The same day, the Institute for Supply Management reported that its Services PMI rose to 54.5% in May, up from 53.6% in April — the 23rd month in a row that the services side of the economy, which covers most American jobs, kept expanding. On Tuesday, a separate government report showed more open positions than expected and few layoffs. Taken together, the week’s data suggested employers still want workers heading into summer.
But the report that moves markets is the one from the government, and the part Wall Street cares about most may not be the headline jobs number at all. It is wages.
Economists expect average hourly pay to rise about 0.3% from April, and to be up close to the 3.6% annual pace seen the month before. That figure matters because it cuts two ways. If wages climb faster than expected, it raises the worry that inflation will stay sticky — and makes the Federal Reserve less likely to cut interest rates this year. If wages cool, it strengthens the case that price pressures are finally easing, and that rate relief could come.

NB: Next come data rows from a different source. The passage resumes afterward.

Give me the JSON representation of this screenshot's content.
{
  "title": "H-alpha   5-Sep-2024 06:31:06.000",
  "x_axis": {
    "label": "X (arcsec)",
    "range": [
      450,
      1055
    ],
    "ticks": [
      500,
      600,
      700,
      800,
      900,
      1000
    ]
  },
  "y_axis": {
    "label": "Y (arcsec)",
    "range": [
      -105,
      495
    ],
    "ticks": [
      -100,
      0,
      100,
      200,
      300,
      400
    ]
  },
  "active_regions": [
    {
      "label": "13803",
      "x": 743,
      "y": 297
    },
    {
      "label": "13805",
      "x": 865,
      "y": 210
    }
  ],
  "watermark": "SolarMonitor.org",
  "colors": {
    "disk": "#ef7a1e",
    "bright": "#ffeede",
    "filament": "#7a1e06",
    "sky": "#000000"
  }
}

So the market reaction may look upside down. A jobs report that comes in strong could actually push borrowing costs higher, as traders rethink when the Fed will ease. A weak report could lift hopes for rate cuts, even as it raises questions about whether the economy is starting to slow. The number itself is only half the story; how it changes the Fed’s math is the other half.
Why does any of this reach the average household? Because jobs are what keep the rest of the economy running. As long as people are working and paychecks are growing, they keep spending — on rent, groceries, cars, and everything else. Consumer spending is the single largest engine of the U.S. economy, and it holds up only as long as the job market does. That is why a single monthly report can ripple out to store shelves, car lots, and mortgage rates.
The test now is whether that engine is simply slowing down or starting to stall. The strain is real. Gas prices have stayed high because of the war with Iran and reduced shipping through the Strait of Hormuz, which raises costs for trucking, manufacturing, and anything that has to be delivered. (Crude itself has actually eased lately — Brent traded near $97 a barrel Thursday, down about 12% over the past month — but pump prices have been slow to follow.) Higher costs squeeze the same businesses that do the hiring.
Federal Reserve officials have said repeatedly that they will let the jobs and inflation numbers guide their next move on interest rates. That makes Friday’s report one of the most important economic releases of the summer. For business owners weighing whether to add staff, and for anyone watching mortgage or loan rates, the question is simple: is the labor market just cooling off, or is it beginning to crack?
By 8:31 a.m. Friday, the first piece of the answer will be on the table.